The catalyst for this week's pro-Iraq demonstrations was a speech by President Bush urging the United Nations to take action against Iraq for violating U.N. Security Council resolutions on 16 different occasions since the end of the Gulf War.
The U.N. resolutions Iraq has violated stem from Saddam's failure to dismantle weapons of mass destruction and end human rights abuses against his own citizens. The U.N. Commission on Human Rights has even cited Iraq for "all-pervasive" repression of its citizens and numerous other human rights violations yet has done virtually nothing about it.
Following Bush's speech, some of the previously most ardent opponents of U.S. military action in Iraq, such as French Prime Minister Jacques Chirac, agreed with Bush that military action will be necessary if Saddam does not allow U.N. weapons inspectors back into Iraq.
During a Saturday meeting with Italian Prime Minister Silvio Berlusconi, Bush toughened his stance on U.N. members still reluctant to force Iraq to comply with U.N resolutions by threatening military action. He called upon world leaders to "get some backbone" when dealing with Saddam.
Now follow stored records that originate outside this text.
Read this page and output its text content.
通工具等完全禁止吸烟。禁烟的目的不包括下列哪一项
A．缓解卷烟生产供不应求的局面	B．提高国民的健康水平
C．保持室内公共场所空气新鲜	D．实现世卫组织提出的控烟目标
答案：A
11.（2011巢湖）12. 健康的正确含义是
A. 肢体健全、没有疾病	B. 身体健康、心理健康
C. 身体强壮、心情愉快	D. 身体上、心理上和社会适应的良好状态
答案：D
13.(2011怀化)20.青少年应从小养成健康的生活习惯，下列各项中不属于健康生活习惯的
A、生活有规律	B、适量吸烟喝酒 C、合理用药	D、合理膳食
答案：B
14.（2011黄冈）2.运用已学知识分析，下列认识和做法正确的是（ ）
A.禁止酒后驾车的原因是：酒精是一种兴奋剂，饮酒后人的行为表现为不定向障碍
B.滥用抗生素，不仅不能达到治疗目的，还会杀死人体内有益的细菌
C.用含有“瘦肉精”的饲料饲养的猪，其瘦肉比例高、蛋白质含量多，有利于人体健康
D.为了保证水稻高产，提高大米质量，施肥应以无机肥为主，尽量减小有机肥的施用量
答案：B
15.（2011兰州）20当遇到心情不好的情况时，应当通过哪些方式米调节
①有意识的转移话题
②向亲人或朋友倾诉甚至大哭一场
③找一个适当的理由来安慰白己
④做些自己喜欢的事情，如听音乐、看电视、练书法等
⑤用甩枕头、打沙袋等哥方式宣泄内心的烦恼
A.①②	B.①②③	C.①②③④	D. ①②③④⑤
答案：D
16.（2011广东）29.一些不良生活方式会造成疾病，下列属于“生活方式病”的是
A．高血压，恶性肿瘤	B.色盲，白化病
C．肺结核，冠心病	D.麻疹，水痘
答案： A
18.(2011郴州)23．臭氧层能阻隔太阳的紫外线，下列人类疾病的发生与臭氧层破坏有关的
Bush is right. Now is the time for the United Nations to grow a spine and move beyond simple platitudes and issuing citations for human rights abuses and actually take action to prevent them.
What befuddles me about this debate is why anyone would be against disarming Saddam Hussein and forcing him to comply with the terms of the ceasefire.
Agreements are not worth the paper they are printed on if there is no enforcement mechanism to ensure they are carried out. The Chapel Hill anti-war crowd would be better served to protest the United Nations for killing trees and wasting paper.
Opposition to using military force against Saddam is especially disturbing in light of the fact that he has repeatedly shown that he is not afraid to use weapons of mass destruction even against his own citizens -- just ask the Kurds. Saddam has even admitted to producing anthrax along with other chemical and biological weapons.